Editioned, Interactive, Paper Sculptures

Editioned, Interactive, Paper Sculptures

This was the phrase I used to describe my bookarts practice to Chrissy and Kyle during my interview with Spark Box Studio a few months ago. It stumbled off my tongue in a kind of unexpected way, and afterwards I marvelled at its awkward accuracy.

Watch the clip below, or the whole interview here.

 

As a person immersed in books and art and who occasionally pushes the boundaries of what might be considered a book, I often joke that “everything is a book”.

 

In this a book? Anything and everything can be! Butterfly meme

 

If we break it down:

Editioned

Editioned means created in a numbered series of 2 or more. Not one-of-a-kind. Also not mass produced with unknown thousands of copies. In my book and art descriptions you will often see the phrase "Limited edition of X". In printmaking, "editioning" also means to go through all the prints you made in that series and determine which ones match each other well enough, or are in good enough condition to be included in the numbered edition. It also means literally adding the edition number, title, (and sometimes printer's chop) to the print and signing it.

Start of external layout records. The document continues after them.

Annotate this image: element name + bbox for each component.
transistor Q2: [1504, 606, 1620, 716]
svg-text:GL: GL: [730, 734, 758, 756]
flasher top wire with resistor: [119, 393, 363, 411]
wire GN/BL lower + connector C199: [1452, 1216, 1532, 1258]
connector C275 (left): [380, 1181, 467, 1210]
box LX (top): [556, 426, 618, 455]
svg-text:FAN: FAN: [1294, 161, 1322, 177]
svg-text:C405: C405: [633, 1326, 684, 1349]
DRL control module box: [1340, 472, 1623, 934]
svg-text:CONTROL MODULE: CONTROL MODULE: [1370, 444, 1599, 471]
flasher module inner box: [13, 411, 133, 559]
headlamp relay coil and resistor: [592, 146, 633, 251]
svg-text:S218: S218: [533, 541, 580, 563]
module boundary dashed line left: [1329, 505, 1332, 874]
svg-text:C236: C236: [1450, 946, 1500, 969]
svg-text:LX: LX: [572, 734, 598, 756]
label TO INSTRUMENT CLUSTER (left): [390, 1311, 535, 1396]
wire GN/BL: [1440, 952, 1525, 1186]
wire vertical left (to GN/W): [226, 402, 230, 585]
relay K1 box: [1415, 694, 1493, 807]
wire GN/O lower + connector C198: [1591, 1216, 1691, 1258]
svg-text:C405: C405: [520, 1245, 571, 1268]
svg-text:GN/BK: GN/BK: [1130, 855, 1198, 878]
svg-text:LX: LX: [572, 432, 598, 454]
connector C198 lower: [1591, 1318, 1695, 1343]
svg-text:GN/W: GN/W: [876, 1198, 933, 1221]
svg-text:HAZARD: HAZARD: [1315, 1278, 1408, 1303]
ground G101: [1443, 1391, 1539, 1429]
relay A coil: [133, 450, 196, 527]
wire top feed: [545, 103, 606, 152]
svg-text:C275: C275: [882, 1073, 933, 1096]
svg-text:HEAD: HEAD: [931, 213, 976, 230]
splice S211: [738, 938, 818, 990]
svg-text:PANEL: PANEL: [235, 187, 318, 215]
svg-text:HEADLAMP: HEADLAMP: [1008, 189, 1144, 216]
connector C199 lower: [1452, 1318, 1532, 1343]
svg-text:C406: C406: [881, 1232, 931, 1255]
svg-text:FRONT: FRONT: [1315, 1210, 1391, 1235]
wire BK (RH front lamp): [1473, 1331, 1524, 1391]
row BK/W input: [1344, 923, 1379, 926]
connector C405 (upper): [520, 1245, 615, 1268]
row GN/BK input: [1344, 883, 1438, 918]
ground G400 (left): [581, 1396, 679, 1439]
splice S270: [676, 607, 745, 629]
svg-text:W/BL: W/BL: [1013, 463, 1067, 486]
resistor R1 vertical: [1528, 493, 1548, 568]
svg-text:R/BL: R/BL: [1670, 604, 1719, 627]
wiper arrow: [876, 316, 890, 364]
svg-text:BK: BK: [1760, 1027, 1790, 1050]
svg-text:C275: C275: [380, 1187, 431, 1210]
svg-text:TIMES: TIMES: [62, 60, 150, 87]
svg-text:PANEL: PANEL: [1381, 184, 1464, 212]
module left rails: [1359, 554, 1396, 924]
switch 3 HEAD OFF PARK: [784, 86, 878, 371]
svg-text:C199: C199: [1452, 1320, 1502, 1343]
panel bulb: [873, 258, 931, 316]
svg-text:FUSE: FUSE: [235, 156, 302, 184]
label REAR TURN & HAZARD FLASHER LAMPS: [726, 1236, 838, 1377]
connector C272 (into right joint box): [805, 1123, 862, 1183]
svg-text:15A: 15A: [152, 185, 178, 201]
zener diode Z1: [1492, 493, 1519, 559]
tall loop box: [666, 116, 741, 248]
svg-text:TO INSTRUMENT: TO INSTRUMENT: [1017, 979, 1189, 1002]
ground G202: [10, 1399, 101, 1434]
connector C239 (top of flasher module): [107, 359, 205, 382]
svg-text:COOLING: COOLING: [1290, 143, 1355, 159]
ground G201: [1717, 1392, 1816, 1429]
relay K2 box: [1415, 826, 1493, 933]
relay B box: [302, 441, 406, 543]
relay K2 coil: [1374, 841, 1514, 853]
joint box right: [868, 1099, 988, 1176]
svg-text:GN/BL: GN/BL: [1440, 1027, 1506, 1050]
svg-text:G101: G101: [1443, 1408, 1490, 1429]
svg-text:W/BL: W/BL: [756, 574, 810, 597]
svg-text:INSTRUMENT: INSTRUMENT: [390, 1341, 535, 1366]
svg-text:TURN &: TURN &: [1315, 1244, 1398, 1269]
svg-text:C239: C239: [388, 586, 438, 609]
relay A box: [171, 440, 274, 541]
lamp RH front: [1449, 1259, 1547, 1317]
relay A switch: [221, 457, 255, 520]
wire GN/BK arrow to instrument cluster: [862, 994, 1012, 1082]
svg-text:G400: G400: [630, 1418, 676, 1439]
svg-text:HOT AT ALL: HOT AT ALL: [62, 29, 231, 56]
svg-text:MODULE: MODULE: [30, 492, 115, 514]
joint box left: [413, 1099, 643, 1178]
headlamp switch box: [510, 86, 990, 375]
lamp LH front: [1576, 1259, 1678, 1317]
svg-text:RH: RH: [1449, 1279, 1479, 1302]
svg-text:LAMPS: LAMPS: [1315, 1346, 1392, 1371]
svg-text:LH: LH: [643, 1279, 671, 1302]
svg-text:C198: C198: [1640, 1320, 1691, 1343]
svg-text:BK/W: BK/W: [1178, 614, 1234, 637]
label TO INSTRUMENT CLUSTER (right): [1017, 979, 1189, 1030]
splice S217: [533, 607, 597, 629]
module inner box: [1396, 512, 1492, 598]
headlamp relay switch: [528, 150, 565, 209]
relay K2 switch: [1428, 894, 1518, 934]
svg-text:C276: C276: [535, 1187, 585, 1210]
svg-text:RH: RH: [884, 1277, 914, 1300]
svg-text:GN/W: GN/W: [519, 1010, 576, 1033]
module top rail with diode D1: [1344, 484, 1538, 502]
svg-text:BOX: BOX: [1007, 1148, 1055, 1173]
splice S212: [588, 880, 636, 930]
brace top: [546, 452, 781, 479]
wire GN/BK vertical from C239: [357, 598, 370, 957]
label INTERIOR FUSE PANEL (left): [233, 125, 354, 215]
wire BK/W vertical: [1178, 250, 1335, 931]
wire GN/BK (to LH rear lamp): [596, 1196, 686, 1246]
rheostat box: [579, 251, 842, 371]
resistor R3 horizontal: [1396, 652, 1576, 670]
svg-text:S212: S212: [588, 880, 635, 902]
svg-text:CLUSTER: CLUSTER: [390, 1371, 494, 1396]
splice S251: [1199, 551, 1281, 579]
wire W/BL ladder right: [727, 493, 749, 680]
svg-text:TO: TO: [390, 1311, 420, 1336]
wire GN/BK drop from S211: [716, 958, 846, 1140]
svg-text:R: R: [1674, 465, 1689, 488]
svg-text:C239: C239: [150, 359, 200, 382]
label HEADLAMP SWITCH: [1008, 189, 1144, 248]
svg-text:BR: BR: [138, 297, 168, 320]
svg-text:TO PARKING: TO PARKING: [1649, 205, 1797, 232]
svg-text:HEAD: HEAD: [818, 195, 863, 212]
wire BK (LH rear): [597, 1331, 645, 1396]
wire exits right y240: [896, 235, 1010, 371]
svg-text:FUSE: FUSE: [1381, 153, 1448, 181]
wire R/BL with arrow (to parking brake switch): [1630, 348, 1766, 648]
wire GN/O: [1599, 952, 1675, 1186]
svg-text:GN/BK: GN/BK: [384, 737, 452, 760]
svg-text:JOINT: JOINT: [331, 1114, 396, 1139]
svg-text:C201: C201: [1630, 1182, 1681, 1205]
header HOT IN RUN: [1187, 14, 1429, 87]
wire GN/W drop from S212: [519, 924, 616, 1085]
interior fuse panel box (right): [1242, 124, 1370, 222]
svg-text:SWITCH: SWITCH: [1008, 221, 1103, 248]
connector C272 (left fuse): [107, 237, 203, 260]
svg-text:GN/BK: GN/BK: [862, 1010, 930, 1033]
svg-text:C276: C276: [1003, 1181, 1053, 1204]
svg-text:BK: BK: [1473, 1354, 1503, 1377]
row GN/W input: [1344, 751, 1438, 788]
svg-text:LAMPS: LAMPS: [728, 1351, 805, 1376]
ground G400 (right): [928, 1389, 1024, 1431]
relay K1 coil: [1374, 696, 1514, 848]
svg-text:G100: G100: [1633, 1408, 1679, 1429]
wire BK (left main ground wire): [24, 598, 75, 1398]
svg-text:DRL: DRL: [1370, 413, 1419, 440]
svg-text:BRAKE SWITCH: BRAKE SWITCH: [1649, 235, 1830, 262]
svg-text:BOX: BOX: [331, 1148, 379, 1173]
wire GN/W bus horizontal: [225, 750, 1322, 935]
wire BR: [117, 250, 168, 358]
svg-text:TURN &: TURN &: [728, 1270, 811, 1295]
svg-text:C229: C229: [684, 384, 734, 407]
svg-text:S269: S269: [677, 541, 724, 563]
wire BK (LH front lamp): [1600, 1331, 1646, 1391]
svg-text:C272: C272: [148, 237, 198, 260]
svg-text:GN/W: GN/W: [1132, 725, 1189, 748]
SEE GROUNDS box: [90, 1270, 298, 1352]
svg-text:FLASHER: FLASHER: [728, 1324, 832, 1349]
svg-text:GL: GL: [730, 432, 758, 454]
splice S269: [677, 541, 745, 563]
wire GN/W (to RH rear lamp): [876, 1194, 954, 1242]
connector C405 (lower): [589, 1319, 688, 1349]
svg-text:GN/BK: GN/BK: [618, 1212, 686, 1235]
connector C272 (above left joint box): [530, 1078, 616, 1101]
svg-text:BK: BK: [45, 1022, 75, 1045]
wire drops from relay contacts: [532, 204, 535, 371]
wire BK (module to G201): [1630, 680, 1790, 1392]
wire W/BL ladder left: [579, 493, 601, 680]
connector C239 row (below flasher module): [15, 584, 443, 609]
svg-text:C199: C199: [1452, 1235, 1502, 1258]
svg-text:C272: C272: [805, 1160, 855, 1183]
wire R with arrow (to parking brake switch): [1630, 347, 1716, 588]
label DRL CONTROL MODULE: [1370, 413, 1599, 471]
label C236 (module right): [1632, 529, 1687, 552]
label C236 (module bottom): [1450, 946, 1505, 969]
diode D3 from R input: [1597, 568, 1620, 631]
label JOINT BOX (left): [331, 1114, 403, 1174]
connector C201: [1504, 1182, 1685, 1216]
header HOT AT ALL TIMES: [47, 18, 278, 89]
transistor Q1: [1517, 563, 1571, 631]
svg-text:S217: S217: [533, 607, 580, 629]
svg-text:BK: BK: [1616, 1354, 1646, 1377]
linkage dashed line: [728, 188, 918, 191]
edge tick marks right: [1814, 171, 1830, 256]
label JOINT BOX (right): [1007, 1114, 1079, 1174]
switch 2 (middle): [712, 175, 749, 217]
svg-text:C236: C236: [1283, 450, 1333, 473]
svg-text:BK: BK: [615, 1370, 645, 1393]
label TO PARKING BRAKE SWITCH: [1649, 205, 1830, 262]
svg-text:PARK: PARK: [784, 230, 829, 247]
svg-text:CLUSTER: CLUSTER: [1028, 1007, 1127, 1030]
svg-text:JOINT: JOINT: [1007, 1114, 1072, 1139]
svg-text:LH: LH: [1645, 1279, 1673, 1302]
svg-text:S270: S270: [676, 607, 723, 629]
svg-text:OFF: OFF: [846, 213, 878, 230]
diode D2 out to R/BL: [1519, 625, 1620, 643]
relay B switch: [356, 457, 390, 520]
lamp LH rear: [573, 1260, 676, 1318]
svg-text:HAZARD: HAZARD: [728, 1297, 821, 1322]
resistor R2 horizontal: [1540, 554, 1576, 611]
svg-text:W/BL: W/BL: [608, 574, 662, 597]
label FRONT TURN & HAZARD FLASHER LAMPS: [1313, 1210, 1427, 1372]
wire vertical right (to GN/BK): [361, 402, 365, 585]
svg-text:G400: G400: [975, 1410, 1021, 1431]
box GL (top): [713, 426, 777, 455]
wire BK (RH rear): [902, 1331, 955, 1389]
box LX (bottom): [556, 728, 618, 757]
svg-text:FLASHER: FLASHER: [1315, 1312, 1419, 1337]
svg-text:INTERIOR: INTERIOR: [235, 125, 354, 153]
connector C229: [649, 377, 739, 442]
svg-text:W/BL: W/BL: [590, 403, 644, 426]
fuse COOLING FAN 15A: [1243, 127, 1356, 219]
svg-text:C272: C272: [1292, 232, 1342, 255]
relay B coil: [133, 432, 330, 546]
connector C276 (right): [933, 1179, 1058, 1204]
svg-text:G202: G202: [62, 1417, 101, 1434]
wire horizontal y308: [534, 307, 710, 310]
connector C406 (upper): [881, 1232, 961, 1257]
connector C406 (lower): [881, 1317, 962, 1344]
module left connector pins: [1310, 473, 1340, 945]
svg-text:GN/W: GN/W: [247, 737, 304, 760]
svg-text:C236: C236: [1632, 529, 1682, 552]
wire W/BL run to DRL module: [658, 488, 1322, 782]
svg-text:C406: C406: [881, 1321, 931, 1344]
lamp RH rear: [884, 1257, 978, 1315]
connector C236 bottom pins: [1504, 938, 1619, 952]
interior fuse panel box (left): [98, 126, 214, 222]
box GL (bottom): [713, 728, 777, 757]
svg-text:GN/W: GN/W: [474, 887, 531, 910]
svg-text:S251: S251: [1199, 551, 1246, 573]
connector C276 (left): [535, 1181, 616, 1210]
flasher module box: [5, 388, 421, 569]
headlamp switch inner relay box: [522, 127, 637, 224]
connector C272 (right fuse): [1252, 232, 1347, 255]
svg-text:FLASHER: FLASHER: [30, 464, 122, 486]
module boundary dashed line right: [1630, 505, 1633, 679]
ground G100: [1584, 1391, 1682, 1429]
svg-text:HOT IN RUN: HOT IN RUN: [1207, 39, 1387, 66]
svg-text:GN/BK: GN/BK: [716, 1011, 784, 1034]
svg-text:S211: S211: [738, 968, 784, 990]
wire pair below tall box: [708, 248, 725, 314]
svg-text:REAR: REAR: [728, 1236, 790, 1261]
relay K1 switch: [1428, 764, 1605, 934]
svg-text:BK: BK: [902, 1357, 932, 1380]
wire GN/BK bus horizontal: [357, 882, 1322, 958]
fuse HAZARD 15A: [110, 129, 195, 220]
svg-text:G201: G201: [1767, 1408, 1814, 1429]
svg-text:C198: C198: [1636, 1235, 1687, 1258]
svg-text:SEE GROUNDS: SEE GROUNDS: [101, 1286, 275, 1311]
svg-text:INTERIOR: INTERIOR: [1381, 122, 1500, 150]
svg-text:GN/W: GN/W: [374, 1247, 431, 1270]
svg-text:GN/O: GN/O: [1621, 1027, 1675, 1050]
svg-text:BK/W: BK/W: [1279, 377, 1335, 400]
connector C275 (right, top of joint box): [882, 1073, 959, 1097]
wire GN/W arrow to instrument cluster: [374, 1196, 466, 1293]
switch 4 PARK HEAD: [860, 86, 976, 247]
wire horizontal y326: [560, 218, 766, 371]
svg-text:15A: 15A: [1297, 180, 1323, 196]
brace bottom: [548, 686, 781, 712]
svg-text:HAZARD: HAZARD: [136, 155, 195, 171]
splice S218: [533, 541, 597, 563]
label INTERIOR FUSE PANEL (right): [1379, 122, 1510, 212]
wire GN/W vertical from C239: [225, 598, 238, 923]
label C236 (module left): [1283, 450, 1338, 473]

A book does not have to be editioned. A book can exist singularly, think: illuminated manuscripts, or in contemporary times: commisions of favourite fanfictions. A book can exist in indeterminate quantities, think: ebooks. A book can exist in an un-numbered (but countable) quantity; most contemporary books do. 

My books are editioned.

Interactive

To me, interactive means that you can touch it, and in fact you have to touch it in order to give it life. I have said before that a piece of paper that has been printed on both sides is a book, simply because you have to turn it over to see all of it. I think that all books... with the exception of maybe audiobooks (?) are interactive.

 

This means that Jessica Magonet's "Epilogue" is not a book, as much as I would like it to be. This is why my web shop category with the books in it is actually called "collaborations". 

Paper Sculptures

I don't think I need to explain paper, although I will add a caveat that my books have included such other materials as thread, cloth, wood, and metal on occasion. 

"Sculptures" alludes to a three-dimensionality present in most books (not the digital ones). This is something that I feel my books have more and less of, depending on how you interact with them. Jasmine Gui's "If a Carp Dreams of the Milky Way" scroll feels less sculptural when it is unrolled, and hung on a wall, and more sculptural when it is rolled and set on a shelf. Conversely, Ola Bjelica's "The Solitudes" looks very un-sculptural until you open it and then it feels very sculptural. 

(Incidentally, "sculptural" is one of those words that makes less sense the more you use it)

 

You're thinking of a "codex"

If you're sitting here, reading this and thinking, this is overly complicated?? I know what a book is. It's a bunch of sheets of paper with text on them, attached along one edge. That is a codex but it is not the only definition of a book. Check out those new horizons!

Creative Application

Now that you know what this silly description means, you can start to think about books the way that I do! 

Have you ever read a back-cover blurb and thought, wow! this books sounds amazing, and then you read it, and feel let down? You wonder, what was that amazing thing that existed briefly in my brain when I read the blurb? Is that worth recording? This is the attitude I want you to bring to the phrase "Editioned, Interactive, Paper Sculptures". What does your mind conjure? Honestly, I would love to see/hear about it.